Technically speaking, this small satellite is categorized as a CubeSat, a type of nanosatellite. It will be outfitted with eight lasers to deliver consistent observations on star brightness to mission control based in Fairfax, Virginia, at George Mason, and various observatories.

By providing data that ground telescopes cannot, this artificial star aims to enhance the precision of measuring brightness levels in nearby stars as well as distant supernovae located in remote galaxies, according to Peter Plavchan, an astronomer from George Mason University, in a project-related paper.

“The Landolt mission will enable us to recalibrate the brightness of millions of stars,” Plavchan, the primary investigator for the mission, noted. “Such precise measurements can only be accomplished with a space-based, orbiting artificial star.”

George Mason at the helm of the $19.5 million Landolt NASA Space Mission

Nasa recently approved this mission along with its funding through the Pioneers program.

Although $19.5 million is relatively economical for space missions, this approval marks a significant achievement for George Mason, which will develop and run the mission for NASA.

The university will collaborate with various partners.

Besides NASA, George Mason will join forces with the National Institute of Standards and Technology, part of the U.S. Department of Commerce, and ten other universities to create the satellite.

“This is a tremendously exciting opportunity for George Mason and our students,” expressed Peter Pachowicz, an engineering associate professor at the university involved in the Landolt mission. “Our team will be responsible for designing, building, and integrating the payload, which must withstand immense challenges as it ascends to geostationary orbit.”

NASA will oversee and manage the Landolt mission, which is already incorporated into the agency’s fleet.

In the upcoming years, reviews will take place during significant decision milestones, as stated by Plavchan to YSL News. He mentioned that he and his fellow mission operators will deliver monthly updates to NASA.

A specific launch vehicle is expected to be chosen in about two and a half years, according to Plavchan.
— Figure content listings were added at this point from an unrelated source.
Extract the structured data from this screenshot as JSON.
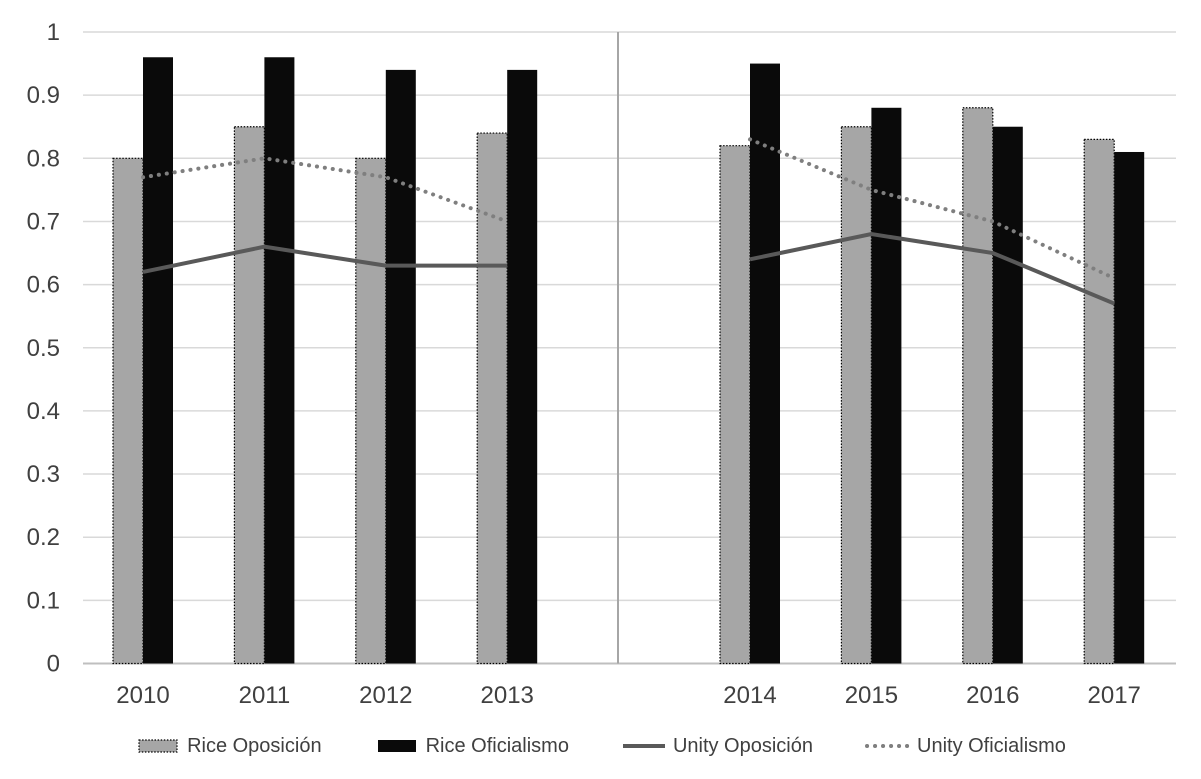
{
  "chart_data": {
    "type": "bar-line-combo",
    "title": "",
    "categories": [
      "2010",
      "2011",
      "2012",
      "2013",
      "2014",
      "2015",
      "2016",
      "2017"
    ],
    "group_split_index": 4,
    "series": [
      {
        "name": "Rice Oposición",
        "type": "bar",
        "color": "#a6a6a6",
        "outline": "dotted-black",
        "values": [
          0.8,
          0.85,
          0.8,
          0.84,
          0.82,
          0.85,
          0.88,
          0.83
        ]
      },
      {
        "name": "Rice Oficialismo",
        "type": "bar",
        "color": "#0a0a0a",
        "outline": "none",
        "values": [
          0.96,
          0.96,
          0.94,
          0.94,
          0.95,
          0.88,
          0.85,
          0.81
        ]
      },
      {
        "name": "Unity Oposición",
        "type": "line",
        "line_style": "solid",
        "color": "#595959",
        "values": [
          0.62,
          0.66,
          0.63,
          0.63,
          0.64,
          0.68,
          0.65,
          0.57
        ]
      },
      {
        "name": "Unity Oficialismo",
        "type": "line",
        "line_style": "dotted",
        "color": "#7f7f7f",
        "values": [
          0.77,
          0.8,
          0.77,
          0.7,
          0.83,
          0.75,
          0.7,
          0.61
        ]
      }
    ],
    "y_axis": {
      "min": 0,
      "max": 1,
      "tick_labels": [
        "0",
        "0.1",
        "0.2",
        "0.3",
        "0.4",
        "0.5",
        "0.6",
        "0.7",
        "0.8",
        "0.9",
        "1"
      ]
    },
    "x_axis": {
      "tick_labels": [
        "2010",
        "2011",
        "2012",
        "2013",
        "2014",
        "2015",
        "2016",
        "2017"
      ]
    },
    "grid": true,
    "legend_position": "bottom",
    "colors": {
      "gridline": "#d9d9d9",
      "axis_line": "#bfbfbf",
      "group_separator": "#a6a6a6",
      "axis_text": "#404040"
    }
  }
}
Since the Landolt satellite is relatively small, it will need to be launched into orbit by attaching it to a larger satellite or a group of small satellites, using a private space company, he added.
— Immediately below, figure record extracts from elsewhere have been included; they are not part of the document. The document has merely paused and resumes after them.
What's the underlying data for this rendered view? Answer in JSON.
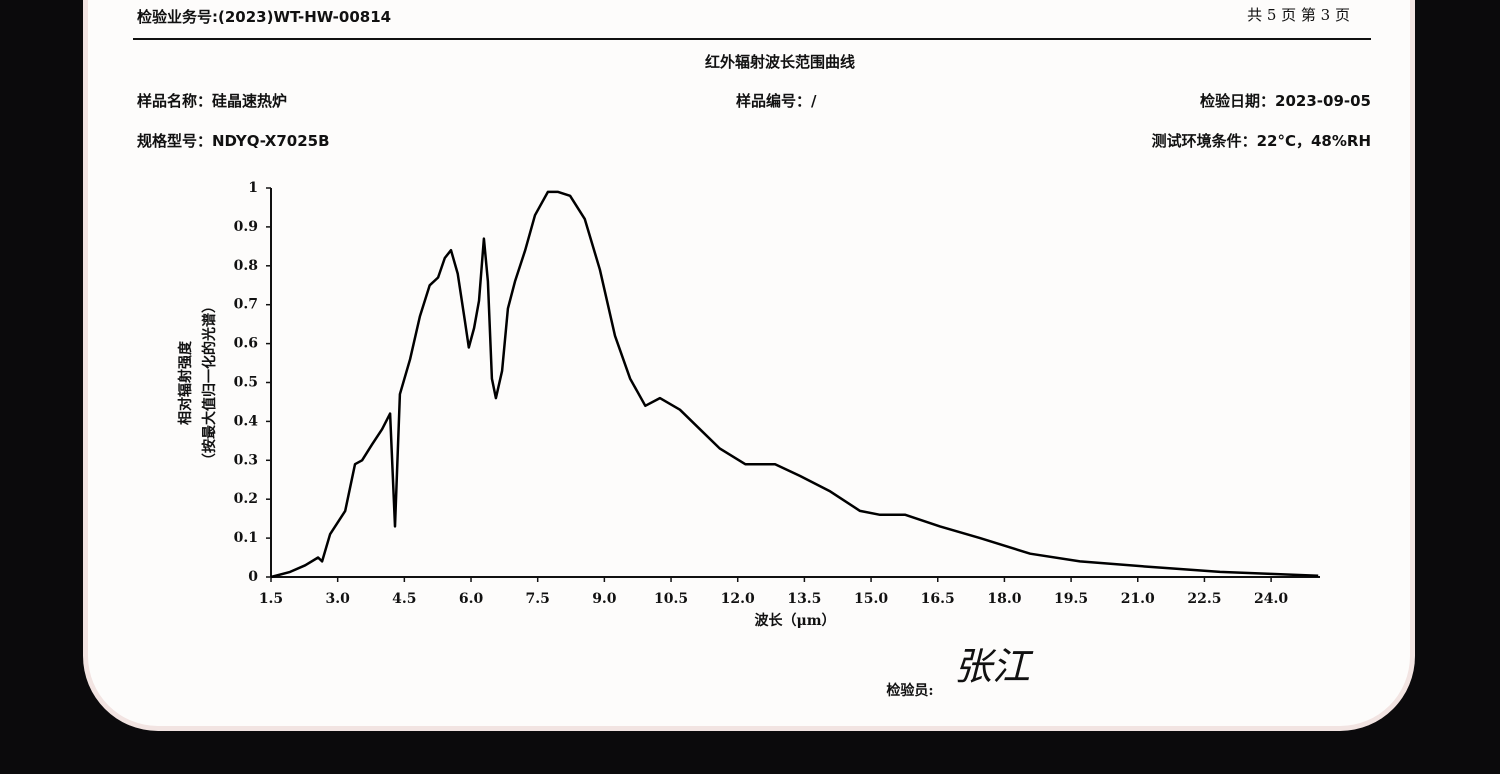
{
  "header": {
    "report_no": "检验业务号:(2023)WT-HW-00814",
    "page": "共 5 页 第 3 页"
  },
  "info": {
    "sample_name": "样品名称：硅晶速热炉",
    "sample_no": "样品编号：/",
    "test_date": "检验日期：2023-09-05",
    "model": "规格型号：NDYQ-X7025B",
    "environment": "测试环境条件：22°C，48%RH"
  },
  "chart_data": {
    "type": "line",
    "title": "红外辐射波长范围曲线",
    "x_label": "波长（μm）",
    "y_label": [
      "相对辐射强度",
      "（按最大值归一化的光谱）"
    ],
    "color": "#000000",
    "x": [
      1.5,
      1.93,
      2.27,
      2.56,
      2.65,
      2.83,
      3.17,
      3.39,
      3.55,
      3.77,
      4.0,
      4.18,
      4.29,
      4.4,
      4.63,
      4.85,
      5.07,
      5.26,
      5.41,
      5.55,
      5.7,
      5.86,
      5.95,
      6.07,
      6.18,
      6.29,
      6.38,
      6.47,
      6.56,
      6.7,
      6.83,
      6.99,
      7.22,
      7.44,
      7.73,
      7.96,
      8.23,
      8.56,
      8.9,
      9.24,
      9.58,
      9.92,
      10.25,
      10.7,
      11.15,
      11.6,
      12.17,
      12.84,
      13.4,
      14.08,
      14.75,
      15.2,
      15.77,
      16.55,
      17.45,
      18.58,
      19.7,
      21.28,
      22.85,
      24.0,
      25.06
    ],
    "values": [
      0,
      0.013,
      0.03,
      0.05,
      0.04,
      0.11,
      0.17,
      0.29,
      0.3,
      0.34,
      0.38,
      0.42,
      0.13,
      0.47,
      0.56,
      0.67,
      0.75,
      0.77,
      0.82,
      0.84,
      0.78,
      0.66,
      0.59,
      0.64,
      0.71,
      0.87,
      0.76,
      0.51,
      0.46,
      0.53,
      0.69,
      0.76,
      0.84,
      0.93,
      0.99,
      0.99,
      0.98,
      0.92,
      0.79,
      0.62,
      0.51,
      0.44,
      0.46,
      0.43,
      0.38,
      0.33,
      0.29,
      0.29,
      0.26,
      0.22,
      0.17,
      0.16,
      0.16,
      0.13,
      0.1,
      0.06,
      0.04,
      0.026,
      0.013,
      0.008,
      0.003
    ],
    "xlim": [
      1.5,
      25.1
    ],
    "ylim": [
      0,
      1
    ],
    "xticks": [
      1.5,
      {
        "value": 3,
        "label": "3.0"
      },
      4.5,
      {
        "value": 6,
        "label": "6.0"
      },
      7.5,
      {
        "value": 9,
        "label": "9.0"
      },
      10.5,
      {
        "value": 12,
        "label": "12.0"
      },
      13.5,
      {
        "value": 15,
        "label": "15.0"
      },
      16.5,
      {
        "value": 18,
        "label": "18.0"
      },
      19.5,
      {
        "value": 21,
        "label": "21.0"
      },
      22.5,
      {
        "value": 24,
        "label": "24.0"
      }
    ],
    "yticks": [
      0,
      0.1,
      0.2,
      0.3,
      0.4,
      0.5,
      0.6,
      0.7,
      0.8,
      0.9,
      1
    ]
  },
  "footer": {
    "inspector": "检验员:",
    "signature": "张江"
  }
}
Gaining Insights on Habitable Planets

The Landolt mission aims to do more than just characterize the brightness of stars. As the satellite observes the vastness of space, astronomers aspire to gather information about distant Earth-like planets that could potentially support life.

Astronomers have long been captivated by the concept of habitable zones and the numerous ocean worlds believed to inhabit the universe. Next month, NASA is set to launch its largest planetary spacecraft yet to explore Europa, one of Jupiter’s moons, in search of signs that the vast subsurface ocean may provide insights into the possibilities for life beyond our planet.
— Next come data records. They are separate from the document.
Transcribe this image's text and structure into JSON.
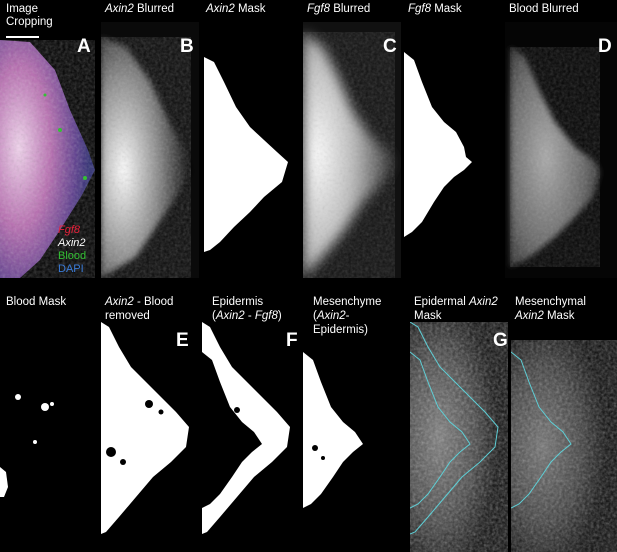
{
  "top_row": {
    "panel_a": {
      "title_line1": "Image",
      "title_line2": "Cropping",
      "letter": "A",
      "legend": [
        {
          "label": "Fgf8",
          "italic": true,
          "color": "#e8203a"
        },
        {
          "label": "Axin2",
          "italic": true,
          "color": "#ffffff"
        },
        {
          "label": "Blood",
          "italic": false,
          "color": "#34c134"
        },
        {
          "label": "DAPI",
          "italic": false,
          "color": "#3a7bd8"
        }
      ]
    },
    "axin2_blurred": {
      "title_gene": "Axin2",
      "title_rest": " Blurred",
      "letter": "B"
    },
    "axin2_mask": {
      "title_gene": "Axin2",
      "title_rest": " Mask"
    },
    "fgf8_blurred": {
      "title_gene": "Fgf8",
      "title_rest": " Blurred",
      "letter": "C"
    },
    "fgf8_mask": {
      "title_gene": "Fgf8",
      "title_rest": " Mask"
    },
    "blood_blurred": {
      "title": "Blood Blurred",
      "letter": "D"
    }
  },
  "bottom_row": {
    "blood_mask": {
      "title": "Blood Mask"
    },
    "axin2_blood_removed": {
      "title_gene": "Axin2",
      "title_rest": " - Blood",
      "title_line2": "removed",
      "letter": "E"
    },
    "epidermis": {
      "title_line1": "Epidermis",
      "title_open": "(",
      "title_gene1": "Axin2",
      "title_mid": " - ",
      "title_gene2": "Fgf8",
      "title_close": ")",
      "letter": "F"
    },
    "mesenchyme": {
      "title_line1": "Mesenchyme",
      "title_open": "(",
      "title_gene": "Axin2",
      "title_rest": "-",
      "title_line3": "Epidermis)"
    },
    "epidermal_axin2_mask": {
      "title_pre": "Epidermal ",
      "title_gene": "Axin2",
      "title_line2": "Mask",
      "letter": "G"
    },
    "mesenchymal_axin2_mask": {
      "title_line1": "Mesenchymal",
      "title_gene": "Axin2",
      "title_rest": " Mask"
    }
  },
  "colors": {
    "background": "#000000",
    "mask": "#ffffff",
    "outline": "#5ecfd6",
    "text": "#ffffff"
  }
}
By collecting information on how stars evolve, the Landolt mission could be essential in identifying habitable zones where planets might have water—an essential component for supporting life. Astronomers fondly refer to these areas as “Goldilocks” zones, where conditions must be perfectly balanced—not too hot and not too cold—allowing water to exist in liquid form on planetary surfaces.

While the discovery of extraterrestrial life would be groundbreaking, determining its presence is complex. This requires careful research and substantial evidence to assess factors such as whether a star emits enough energy and if a planet is positioned suitably to allow life, according to Jamie Tayar, an astronomer at the University of Florida and a collaborator on the Landolt mission.

“There are so many grand questions in astronomy: How did we arrive here? Are there other planets similar to ours? Is life beyond Earth a reality?” Tayar remarked in a statement. “These are challenging questions, and answering them requires exceptionally accurate measurements.”

The team aims to send the “artificial star” into orbit by 2029.

Eric Lagatta writes about breaking and trending topics for YSL News.